São Paulo, quarta-feira, 28 de março de 2007
Prática entre novos e ex-deputados, já em curso no Congresso, é vetada por Walfrido, coordenador político do governo.
Oposição vê tática para inflar base de Lula; líder da minoria, Júlio Redecker (PSDB-RS), diz sentir "cheiro de mensalão" na Câmara.
DA SUCURSAL DE BRASÍLIA
Líderes de partidos aliados do governo no Congresso vêm tentando oficializar uma prática -já em curso nos bastidores- de dividir a paternidade de emendas provenientes de recursos do Orçamento da União entre parlamentares que não conseguiram se reeleger e os novatos. A estratégia está sendo articulada há um mês por partidos da base aliada.
Há um mês, por exemplo, o líder do PR, Luciano Castro (RR), fez ao então coordenador político do governo, Tarso Genro (hoje ministro da Justiça), a seguinte proposta: que as emendas de deputados antigos fossem simplesmente "doadas" aos novos. Tarso informou, por meio de sua assessoria, que não se lembra desta conversa.
Cada deputado eleito tem direito a apresentar em torno de R$ 6 milhões por ano em emendas direcionadas à execução de obras em suas bases eleitorais.
A liberação é lenta e muitas vezes depende da vontade política do ministério. Quando um deputado não consegue se reeleger, o pagamento das emendas pendentes fica mais difícil.
Segundo revelou ontem o "Painel", a proposta em gestação entre as siglas aliadas é que o deputado novo "administre" até R$ 3 milhões em emendas, ou seja, pressione nos respectivos ministérios para que determinada obra saia do papel. Nos corredores do Congresso, o assunto é tratado como "apadrinhar" uma emenda.
"O eleito pilota a emenda politicamente, e o não-reeleito também recebe os louros", resumiu o líder do PTB, Jovair Arantes (GO).

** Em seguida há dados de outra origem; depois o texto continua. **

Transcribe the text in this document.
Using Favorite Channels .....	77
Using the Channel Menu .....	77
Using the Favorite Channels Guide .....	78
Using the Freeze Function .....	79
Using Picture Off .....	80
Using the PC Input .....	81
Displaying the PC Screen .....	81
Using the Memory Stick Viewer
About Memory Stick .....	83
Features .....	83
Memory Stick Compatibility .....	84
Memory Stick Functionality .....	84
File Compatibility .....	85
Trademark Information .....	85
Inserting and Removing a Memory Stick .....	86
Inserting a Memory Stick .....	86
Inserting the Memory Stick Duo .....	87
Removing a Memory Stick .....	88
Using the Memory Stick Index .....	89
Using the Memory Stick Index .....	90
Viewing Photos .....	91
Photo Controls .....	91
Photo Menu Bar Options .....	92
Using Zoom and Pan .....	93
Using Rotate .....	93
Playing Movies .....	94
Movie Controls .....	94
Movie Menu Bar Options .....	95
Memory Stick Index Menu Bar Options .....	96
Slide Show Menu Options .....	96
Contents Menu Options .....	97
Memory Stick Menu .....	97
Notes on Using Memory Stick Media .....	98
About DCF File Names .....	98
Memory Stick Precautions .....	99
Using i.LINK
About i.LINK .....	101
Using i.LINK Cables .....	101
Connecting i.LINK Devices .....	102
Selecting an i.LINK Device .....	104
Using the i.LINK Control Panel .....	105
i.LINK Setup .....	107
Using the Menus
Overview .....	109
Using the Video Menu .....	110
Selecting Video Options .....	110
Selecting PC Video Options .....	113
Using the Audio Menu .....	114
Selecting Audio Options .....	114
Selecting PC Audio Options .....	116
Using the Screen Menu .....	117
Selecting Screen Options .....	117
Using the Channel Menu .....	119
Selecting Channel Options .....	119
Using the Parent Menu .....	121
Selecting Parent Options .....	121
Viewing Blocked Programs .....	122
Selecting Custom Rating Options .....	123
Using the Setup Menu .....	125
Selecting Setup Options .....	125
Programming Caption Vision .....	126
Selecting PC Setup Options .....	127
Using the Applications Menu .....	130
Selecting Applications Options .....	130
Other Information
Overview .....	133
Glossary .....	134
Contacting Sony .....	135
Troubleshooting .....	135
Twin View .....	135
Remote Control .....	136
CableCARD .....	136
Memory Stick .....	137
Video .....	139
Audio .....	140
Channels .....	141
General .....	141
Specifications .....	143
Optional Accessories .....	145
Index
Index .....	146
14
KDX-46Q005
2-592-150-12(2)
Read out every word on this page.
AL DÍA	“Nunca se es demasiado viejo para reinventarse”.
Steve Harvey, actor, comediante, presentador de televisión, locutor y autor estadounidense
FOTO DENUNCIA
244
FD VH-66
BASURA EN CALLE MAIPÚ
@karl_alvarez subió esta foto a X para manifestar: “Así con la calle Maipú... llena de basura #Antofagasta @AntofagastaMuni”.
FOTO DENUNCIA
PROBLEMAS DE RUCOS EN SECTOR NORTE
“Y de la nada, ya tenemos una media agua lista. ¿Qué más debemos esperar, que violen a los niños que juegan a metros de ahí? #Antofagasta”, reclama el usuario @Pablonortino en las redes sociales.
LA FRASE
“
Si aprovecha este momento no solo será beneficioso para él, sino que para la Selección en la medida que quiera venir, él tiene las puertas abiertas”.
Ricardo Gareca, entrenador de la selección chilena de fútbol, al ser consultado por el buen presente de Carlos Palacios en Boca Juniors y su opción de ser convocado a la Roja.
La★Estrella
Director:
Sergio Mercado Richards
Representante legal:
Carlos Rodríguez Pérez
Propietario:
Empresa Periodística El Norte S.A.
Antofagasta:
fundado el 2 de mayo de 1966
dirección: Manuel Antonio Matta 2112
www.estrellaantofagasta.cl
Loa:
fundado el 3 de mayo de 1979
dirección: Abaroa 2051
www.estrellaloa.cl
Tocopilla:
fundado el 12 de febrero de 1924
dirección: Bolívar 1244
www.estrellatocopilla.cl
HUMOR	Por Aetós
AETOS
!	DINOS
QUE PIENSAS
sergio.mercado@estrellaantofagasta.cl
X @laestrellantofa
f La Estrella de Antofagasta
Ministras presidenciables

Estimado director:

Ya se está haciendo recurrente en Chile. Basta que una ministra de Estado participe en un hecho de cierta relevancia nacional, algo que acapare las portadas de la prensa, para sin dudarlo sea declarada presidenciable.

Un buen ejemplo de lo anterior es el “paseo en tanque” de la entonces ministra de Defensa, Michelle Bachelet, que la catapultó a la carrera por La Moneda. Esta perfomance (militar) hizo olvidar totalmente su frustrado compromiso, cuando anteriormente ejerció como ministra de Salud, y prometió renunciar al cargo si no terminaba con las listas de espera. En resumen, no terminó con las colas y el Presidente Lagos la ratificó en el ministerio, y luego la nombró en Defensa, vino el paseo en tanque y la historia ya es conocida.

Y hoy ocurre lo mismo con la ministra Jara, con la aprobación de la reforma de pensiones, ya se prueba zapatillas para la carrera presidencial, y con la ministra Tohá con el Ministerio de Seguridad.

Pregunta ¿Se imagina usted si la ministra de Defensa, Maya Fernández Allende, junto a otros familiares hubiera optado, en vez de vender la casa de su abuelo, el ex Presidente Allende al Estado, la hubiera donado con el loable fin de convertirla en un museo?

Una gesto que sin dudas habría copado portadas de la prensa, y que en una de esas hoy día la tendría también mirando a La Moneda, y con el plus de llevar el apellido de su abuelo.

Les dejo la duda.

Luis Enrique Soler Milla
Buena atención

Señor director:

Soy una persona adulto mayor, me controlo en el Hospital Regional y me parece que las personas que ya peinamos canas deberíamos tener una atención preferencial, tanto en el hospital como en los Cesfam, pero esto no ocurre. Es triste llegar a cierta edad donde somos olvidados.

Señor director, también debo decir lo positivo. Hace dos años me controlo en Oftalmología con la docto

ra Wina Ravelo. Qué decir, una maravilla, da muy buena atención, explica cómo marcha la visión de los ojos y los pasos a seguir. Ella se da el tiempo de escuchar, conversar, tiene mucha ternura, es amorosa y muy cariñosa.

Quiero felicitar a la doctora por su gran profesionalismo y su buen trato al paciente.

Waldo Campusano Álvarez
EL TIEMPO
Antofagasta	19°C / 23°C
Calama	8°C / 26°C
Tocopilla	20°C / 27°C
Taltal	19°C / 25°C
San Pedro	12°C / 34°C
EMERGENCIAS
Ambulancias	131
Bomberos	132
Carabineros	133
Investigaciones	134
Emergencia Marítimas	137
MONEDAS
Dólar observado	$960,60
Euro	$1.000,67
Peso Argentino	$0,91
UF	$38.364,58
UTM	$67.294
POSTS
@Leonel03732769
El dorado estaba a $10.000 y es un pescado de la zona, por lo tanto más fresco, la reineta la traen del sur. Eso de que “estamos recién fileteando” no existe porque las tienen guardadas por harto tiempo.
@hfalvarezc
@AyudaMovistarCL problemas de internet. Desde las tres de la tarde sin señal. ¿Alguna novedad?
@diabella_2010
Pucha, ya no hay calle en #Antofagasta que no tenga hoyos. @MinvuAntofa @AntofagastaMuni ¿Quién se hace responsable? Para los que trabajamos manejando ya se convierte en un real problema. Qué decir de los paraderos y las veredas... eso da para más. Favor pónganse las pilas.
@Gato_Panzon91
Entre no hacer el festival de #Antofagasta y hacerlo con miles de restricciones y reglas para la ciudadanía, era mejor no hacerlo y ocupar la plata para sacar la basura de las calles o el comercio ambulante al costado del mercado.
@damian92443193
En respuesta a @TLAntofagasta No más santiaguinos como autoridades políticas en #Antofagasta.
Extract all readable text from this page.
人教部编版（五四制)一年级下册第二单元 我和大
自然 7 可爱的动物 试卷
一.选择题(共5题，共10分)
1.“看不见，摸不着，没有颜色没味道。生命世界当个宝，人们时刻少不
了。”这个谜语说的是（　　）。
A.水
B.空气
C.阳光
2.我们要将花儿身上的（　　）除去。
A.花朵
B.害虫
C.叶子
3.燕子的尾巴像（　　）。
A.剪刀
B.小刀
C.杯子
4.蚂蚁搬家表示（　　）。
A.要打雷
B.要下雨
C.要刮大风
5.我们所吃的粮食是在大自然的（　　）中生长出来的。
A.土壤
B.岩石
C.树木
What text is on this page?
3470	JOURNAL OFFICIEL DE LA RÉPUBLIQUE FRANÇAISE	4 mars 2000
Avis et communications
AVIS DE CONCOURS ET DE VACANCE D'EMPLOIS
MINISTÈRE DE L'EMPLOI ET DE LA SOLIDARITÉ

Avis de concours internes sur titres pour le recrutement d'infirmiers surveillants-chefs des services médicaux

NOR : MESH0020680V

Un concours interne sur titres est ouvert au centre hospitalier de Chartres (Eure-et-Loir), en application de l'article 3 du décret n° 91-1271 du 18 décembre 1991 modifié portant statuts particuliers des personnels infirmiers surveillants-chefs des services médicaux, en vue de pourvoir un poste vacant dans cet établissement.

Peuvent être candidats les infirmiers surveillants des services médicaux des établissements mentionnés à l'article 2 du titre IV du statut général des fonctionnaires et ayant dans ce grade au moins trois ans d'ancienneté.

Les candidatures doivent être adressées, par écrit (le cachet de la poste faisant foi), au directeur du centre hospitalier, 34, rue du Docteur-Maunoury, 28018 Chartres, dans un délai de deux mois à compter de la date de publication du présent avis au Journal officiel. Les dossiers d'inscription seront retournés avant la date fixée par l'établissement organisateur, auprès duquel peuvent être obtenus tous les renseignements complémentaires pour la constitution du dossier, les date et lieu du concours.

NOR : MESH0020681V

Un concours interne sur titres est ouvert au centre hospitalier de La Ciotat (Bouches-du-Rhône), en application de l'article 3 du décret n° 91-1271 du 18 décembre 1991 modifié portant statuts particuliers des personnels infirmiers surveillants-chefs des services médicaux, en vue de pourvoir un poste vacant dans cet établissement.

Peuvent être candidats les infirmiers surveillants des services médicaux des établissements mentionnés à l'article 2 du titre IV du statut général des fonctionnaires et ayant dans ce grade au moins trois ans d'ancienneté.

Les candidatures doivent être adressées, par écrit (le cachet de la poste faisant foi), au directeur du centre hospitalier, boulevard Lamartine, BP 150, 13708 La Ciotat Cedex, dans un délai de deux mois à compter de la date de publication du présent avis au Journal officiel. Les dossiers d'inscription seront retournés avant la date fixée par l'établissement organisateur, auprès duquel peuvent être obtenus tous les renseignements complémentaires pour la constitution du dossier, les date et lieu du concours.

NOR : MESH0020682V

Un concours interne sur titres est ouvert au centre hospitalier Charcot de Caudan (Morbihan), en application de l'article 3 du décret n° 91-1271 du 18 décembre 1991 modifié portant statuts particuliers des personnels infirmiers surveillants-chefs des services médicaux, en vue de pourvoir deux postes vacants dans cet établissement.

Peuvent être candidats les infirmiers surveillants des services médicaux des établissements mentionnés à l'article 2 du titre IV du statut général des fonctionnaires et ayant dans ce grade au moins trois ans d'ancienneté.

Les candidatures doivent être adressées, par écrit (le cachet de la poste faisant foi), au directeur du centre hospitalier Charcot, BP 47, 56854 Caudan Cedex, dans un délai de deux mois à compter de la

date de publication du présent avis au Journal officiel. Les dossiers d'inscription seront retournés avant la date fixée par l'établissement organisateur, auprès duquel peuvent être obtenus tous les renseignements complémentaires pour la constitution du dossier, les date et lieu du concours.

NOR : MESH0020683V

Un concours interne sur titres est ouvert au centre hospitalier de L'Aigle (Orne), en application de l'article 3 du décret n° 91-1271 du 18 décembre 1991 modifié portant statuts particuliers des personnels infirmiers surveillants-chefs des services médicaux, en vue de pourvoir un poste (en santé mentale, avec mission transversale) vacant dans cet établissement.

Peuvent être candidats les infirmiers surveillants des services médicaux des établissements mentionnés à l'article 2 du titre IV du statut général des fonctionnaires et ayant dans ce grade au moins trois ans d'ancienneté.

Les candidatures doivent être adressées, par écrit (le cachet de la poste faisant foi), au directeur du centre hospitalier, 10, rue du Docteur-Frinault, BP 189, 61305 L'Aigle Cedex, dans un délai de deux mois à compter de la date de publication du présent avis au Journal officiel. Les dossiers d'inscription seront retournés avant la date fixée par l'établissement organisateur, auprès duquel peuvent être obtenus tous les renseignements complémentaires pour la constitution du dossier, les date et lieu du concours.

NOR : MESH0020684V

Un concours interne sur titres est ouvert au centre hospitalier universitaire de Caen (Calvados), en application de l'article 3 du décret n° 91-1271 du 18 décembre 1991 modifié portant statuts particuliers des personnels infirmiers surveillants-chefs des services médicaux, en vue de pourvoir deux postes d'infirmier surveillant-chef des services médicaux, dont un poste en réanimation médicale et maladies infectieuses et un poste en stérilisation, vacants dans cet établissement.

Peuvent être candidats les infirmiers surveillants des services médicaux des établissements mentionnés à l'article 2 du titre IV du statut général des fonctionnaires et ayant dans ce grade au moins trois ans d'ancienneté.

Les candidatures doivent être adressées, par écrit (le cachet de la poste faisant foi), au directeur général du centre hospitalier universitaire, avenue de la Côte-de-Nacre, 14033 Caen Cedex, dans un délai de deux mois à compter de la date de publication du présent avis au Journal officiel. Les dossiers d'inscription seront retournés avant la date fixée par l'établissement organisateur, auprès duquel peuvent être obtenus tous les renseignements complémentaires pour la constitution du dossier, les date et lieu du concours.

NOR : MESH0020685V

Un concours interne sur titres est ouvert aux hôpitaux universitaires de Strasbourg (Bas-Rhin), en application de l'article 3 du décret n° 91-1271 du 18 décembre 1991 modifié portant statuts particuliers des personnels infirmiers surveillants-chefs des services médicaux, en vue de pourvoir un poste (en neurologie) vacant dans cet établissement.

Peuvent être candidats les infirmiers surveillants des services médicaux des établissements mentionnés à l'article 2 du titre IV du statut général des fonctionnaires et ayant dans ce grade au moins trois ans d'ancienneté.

Ontem, essa idéia foi levada pelo líder do governo na Casa, José Múcio (PTB-PE), ao novo coordenador político, ministro Walfrido dos Mares Guia (Relações Institucionais), que não autorizou a prática.
"Não sei quem inventou, mas isso não existe, não pode. Vamos buscar outros caminhos", disse o ministro. Segundo Múcio, "se a Casa renovou 46%, significa que 46% das emendas apresentadas [em 2006] estão sem pai nem mãe".
Para a oposição, a prática é uma das táticas do governo para inflar as bancadas aliadas, atraindo deputados novatos para a base com a oferta de serem contemplados já no início do mandato com recursos de emendas em fase de liberação nos ministérios. "O cheiro do mensalão continua nesta Casa", afirmou o líder da minoria, Júlio Redecker (PSDB-RS). Apesar do veto de Walfrido, a Folha apurou que a prática já está em curso. O ex-líder do PMDB José Borba (PR), que renunciou na esteira do escândalo do mensalão e não se reelegeu, citou deputados para os quais "doou" suas emendas, entre eles o novo ministro da Agricultura, Reinhold Stephanes (PMDB-PR). "Compartilhamos tudo, fazemos uma política de boa vizinhança", disse, afirmando que, no final, ambos levam o crédito pela obra.
Stephanes negou se tratar de acordo político: "O que pode ter acontecido é ele ter apresentado emendas para determinado município onde sou bem votado e o prefeito ter pedido para um assessor meu: "Olhe, vê aquela emenda para mim'".
O ex-líder do PMDB também citou os paranaenses Ricardo Barros (PP) e Luiz Carlos Hauly (PSDB) como herdeiros de suas emendas. Eles negam.